With a sigh, Melissa got up and scraped Cody's macaroni off the table and into a plastic bag. Then she picked up the piece of bread and jam and threw it on top. Jill had warned them about not letting the bears get into the garbage, but she couldn't remember what they were supposed to do with it, so she left it on the counter.
The cabin was filling with shadows and pretty soon they wouldn't be able to see a thing. Melissa heard Sharlene's and Cody's voices outside the window, and in a moment they were back inside. Sharlene said the mosquitoes were out in droves, and Cody announced sleepily that he had almost fallen into the outhouse hole. He insisted on being carried into the bedroom.
A moment later Melissa heard Cody scream “No! Go away! GO AWAY!” and then Sharlene was back. “He wants you,” she said.
Melissa avoided the wounded look in her mother's eyes. For the first few years of his life, Melissa had been the one to put Cody to bed at night while Sharlene and Darren drank beer in front of the tv or partied with their friends in the trailer next door. Right after the fire, he had clung to Melissa tighter than ever until sometimes the only way she could get him to sleep was to rock him like a baby. Lately he had been better, allowing Sharlene to tuck him in most nights, but when he was overtired he demanded Melissa.
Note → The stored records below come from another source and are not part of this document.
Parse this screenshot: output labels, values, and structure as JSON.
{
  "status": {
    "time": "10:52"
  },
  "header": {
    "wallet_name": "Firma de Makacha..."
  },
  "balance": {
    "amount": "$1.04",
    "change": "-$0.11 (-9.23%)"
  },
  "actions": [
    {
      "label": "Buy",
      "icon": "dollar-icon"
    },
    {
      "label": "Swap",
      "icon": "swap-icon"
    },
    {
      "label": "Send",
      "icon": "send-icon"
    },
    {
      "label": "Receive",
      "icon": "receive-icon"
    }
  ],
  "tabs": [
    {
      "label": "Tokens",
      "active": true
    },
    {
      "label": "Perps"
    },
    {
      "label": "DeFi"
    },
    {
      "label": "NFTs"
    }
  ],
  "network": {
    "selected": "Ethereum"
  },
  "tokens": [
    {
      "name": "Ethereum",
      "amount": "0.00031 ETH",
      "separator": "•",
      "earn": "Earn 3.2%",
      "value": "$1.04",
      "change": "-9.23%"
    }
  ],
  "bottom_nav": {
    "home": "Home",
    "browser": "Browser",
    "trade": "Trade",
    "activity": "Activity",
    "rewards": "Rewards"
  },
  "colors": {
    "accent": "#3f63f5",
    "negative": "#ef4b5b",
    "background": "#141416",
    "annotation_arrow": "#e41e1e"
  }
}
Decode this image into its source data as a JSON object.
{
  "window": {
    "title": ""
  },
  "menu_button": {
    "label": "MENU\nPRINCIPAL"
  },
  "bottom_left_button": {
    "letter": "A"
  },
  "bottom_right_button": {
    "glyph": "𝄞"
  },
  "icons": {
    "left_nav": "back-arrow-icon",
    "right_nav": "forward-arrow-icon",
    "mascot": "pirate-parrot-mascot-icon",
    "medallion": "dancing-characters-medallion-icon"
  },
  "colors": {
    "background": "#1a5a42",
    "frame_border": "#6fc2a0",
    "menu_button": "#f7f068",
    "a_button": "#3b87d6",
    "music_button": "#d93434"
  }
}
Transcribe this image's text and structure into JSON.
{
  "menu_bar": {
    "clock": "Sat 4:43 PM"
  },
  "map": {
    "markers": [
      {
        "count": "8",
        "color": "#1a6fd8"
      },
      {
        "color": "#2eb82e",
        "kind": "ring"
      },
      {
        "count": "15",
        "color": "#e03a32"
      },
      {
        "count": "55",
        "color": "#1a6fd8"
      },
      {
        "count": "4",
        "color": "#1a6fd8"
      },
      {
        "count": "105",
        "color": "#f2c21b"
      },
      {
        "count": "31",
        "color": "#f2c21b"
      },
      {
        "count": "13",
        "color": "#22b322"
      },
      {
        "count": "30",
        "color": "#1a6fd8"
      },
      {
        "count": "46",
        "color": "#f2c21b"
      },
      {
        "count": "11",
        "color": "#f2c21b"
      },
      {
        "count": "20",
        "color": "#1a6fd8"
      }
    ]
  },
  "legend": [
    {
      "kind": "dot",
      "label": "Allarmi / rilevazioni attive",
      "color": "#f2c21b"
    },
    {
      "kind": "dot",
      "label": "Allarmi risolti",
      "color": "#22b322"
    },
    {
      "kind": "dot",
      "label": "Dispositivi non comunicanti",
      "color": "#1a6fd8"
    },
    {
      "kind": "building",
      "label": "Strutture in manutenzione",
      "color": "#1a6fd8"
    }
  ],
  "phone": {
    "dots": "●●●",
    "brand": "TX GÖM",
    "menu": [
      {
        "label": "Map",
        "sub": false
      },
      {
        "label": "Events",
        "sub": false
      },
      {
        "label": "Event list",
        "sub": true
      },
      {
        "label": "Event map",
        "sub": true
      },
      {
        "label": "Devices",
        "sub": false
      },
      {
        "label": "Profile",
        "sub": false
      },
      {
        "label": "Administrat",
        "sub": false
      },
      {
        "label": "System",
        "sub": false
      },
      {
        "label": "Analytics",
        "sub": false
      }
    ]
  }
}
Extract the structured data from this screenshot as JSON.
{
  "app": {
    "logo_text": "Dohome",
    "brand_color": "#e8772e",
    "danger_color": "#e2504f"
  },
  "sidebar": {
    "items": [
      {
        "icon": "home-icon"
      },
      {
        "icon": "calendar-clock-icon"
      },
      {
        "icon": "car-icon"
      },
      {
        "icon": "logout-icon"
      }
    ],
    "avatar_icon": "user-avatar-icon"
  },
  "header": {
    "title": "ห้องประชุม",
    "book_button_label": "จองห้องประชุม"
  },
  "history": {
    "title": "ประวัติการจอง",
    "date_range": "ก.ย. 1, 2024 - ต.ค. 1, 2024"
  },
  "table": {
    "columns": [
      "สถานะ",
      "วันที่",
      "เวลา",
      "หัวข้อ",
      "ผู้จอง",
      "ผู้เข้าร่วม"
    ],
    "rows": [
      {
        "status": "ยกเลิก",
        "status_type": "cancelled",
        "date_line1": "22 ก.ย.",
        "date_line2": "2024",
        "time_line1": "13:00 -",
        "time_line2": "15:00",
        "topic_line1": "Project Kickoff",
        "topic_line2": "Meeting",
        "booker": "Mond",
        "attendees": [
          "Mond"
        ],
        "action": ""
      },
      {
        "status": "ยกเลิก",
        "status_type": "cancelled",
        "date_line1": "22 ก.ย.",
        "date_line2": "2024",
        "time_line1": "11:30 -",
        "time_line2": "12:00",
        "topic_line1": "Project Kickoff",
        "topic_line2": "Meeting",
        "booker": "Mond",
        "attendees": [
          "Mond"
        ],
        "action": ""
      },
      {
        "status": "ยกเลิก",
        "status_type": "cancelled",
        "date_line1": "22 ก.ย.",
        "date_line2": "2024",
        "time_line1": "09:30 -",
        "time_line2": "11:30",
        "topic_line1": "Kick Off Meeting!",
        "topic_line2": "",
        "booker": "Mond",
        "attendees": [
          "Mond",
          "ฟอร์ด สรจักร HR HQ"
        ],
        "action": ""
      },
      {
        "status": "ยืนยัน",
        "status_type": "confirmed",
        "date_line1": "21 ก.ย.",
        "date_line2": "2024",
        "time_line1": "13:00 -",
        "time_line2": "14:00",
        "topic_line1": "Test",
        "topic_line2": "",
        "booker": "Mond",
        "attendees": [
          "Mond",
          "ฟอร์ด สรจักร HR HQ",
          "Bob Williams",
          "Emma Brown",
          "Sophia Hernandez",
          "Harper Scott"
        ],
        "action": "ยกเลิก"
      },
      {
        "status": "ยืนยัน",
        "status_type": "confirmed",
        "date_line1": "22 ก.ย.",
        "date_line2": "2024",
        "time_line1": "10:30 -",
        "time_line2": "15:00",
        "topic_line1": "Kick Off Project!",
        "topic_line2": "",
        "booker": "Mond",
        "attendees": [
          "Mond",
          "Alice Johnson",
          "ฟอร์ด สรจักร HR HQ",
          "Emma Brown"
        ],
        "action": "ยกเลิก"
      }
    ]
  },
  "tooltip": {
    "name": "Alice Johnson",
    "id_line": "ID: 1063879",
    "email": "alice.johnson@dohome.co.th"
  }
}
Melissa had heard Sharlene and Jill talking about it one night. “They push me away,” Sharlene had said, her voice tight, “both of them. My god, it's been two years. Sometimes this whole motherhood thing feels as fragile as a piece of glass.”
“It
is
fragile,” Jill had replied in the no-nonsense tone that Melissa remembered from grade four. “Melissa and Cody have some legitimate reasons not to trust you. Don't expect miracles overnight.”
Melissa went into the bedroom. Cody was lying on the bottom bunk in his underpants, with a sheet crumpled around his feet. Sharlene had put a small red flashlight on the dresser beside him. Melissa turned it on and gave it to him. “Everyone gets their own flashlight. This is yours.” She let him shine it on the walls for a few minutes and then switched it off. He rolled over on his side, his chest rising and falling with his soft breath.
Melissa stayed until she was sure he was asleep before she left, shutting the bedroom door quietly behind her. “You shouldn't carry him places,” she said to Sharlene. She could hear the criticism in her voice, as sharp as a knife, but she couldn't stop herself. “He's four years old. He's big enough to walk.”
“He does walk,” said Sharlene. “Just not tonight.”
“And I don't think you should have got him the bread. He's always loved macaroni and cheese.”